Editorial: THQ's Online Pass DRM
What do you own? Not "pwn", you nu-gamer young person. But own. What do you pay for that's yours to do with as you wish? Food, clothes, knitting needles. But what about games? When you pay money for a game, do you own it? Increasingly, not in any understood meaning of the word. Like music over the last couple of decades, we're currently sleeping through having our rights as consumers taken from us, while the prices stay the same. If you buy an album, do you own that music? No - not at all. If you do anything with that music other than listen to it on the CD it came on, or as the files you downloaded, then you're breaking an ever-more spurious collection of laws. And increasingly, gaming is going in the same direction. What was once considered sharing - and we're not even talking about copying here - is now being treated as theft. And THQ, as reported by Shacknews, are going out of their way to prevent sharing or re-selling of Homefront.
THQ will be shipping Homefront - the Korea-invades-the-US FPS - with their Online Pass system. This means it ships with a code that only lets you create a multiplayer account once. Lend the game to a friend, or buy it pre-owned, and you'll find you're refused full access to the multiplayer. Instead, you'll get what's essentially a demo - you will only be able to reach level 5 of the 75 on offer. To get the rest of the game, you'll need to pay $10 (or whatever the rest-of-world equivalents may be).
This essentially means that when you buy Homefront, you do not own the rights to play the multiplayer game. And as such, you cannot transfer that right onto anyone else. It's presumably a reaction against the perceived loss of sales from the increasingly popular pre-owned market, where the full price of the sold game goes to the shop selling it, rather than shared with the original publishers and developers. There is clearly a large argument to be had here, about the relative fairness of this situation. But it has far wider reaching consequences than simply whether Gamestation can resell the same game twelfty times. It affects charity shops, jumble sales, yard sales. It prevents sharing with a buddy. It stops you from giving the game to a poor friend once you're done with it. In all those circumstances, when you buy or borrow the game, you're then are forced to pay a fine.
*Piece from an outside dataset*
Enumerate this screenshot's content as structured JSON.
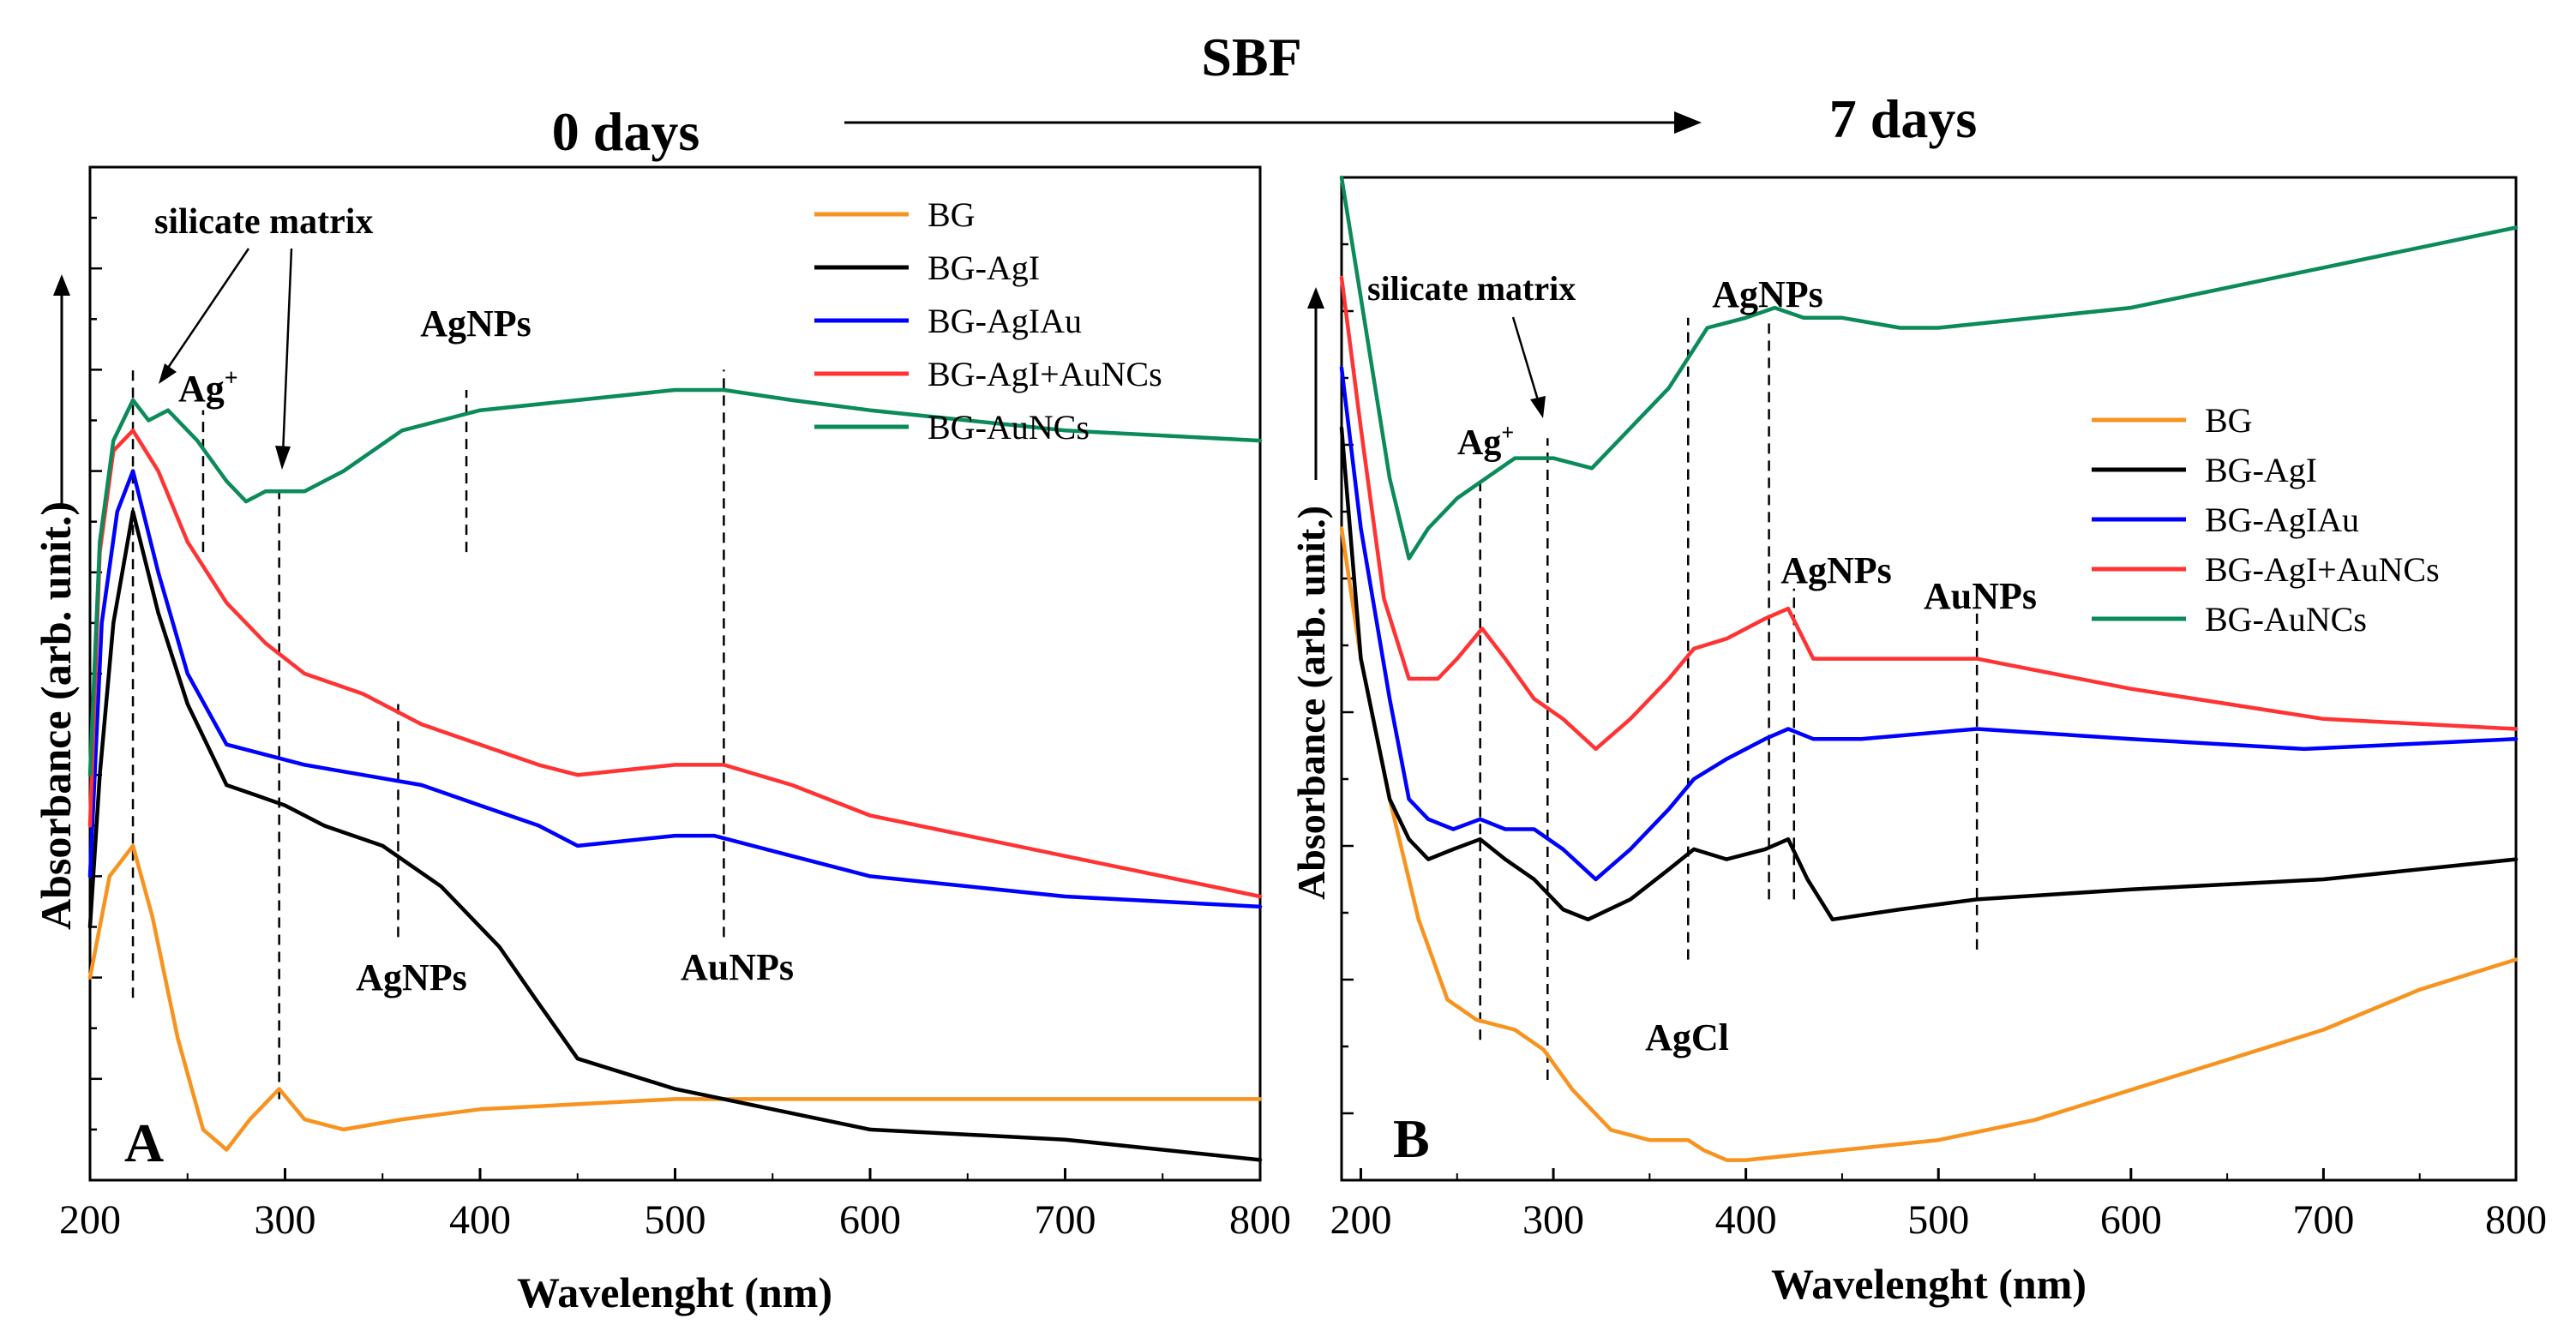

Which means that like music, increasingly when we pay our £30/$50 for a game, we're not buying it, but renting. It feels like buying - we hand over a significant quantity of cash, and get given a product. It feels like buying a pencil case. Except when I then lend that pencil case to my friend, he doesn't find that the zipper won't open until he's paid WH Smiths a fee. We take the box home, but we don't actually own what's inside it. It is the complete death of First-Sale Doctrine.
Clearly this has always been the case. If we owned it, we'd also have the right to make copies of it. (Although UK law currently completely contradicts itself on whether we're allowed to make back-up copies of our games.) As we purchase, we automatically agree to a long list of criteria which we're required to follow so long as it's in our possession. But as that list gets longer, and more punitive, at a certain point we have to start asking questions about where our rights are going.
I would like to see a requirement that games very clearly explain on their front covers that while you are buying the ability to play the single player game (something that, thank goodness, Ubisoft is beginning to return to its customers!) you are in no way buying the rights to play multiplayer. With EA announcing another round of servers to be shut down, and THQ making it clear they don't want multiplayer to be sold on or shared, it should be made absolutely clear to the consumer that multiplayer is not included in the price. And it would be nice to see the prices adjusted accordingly, if they're not willing to sell it to us.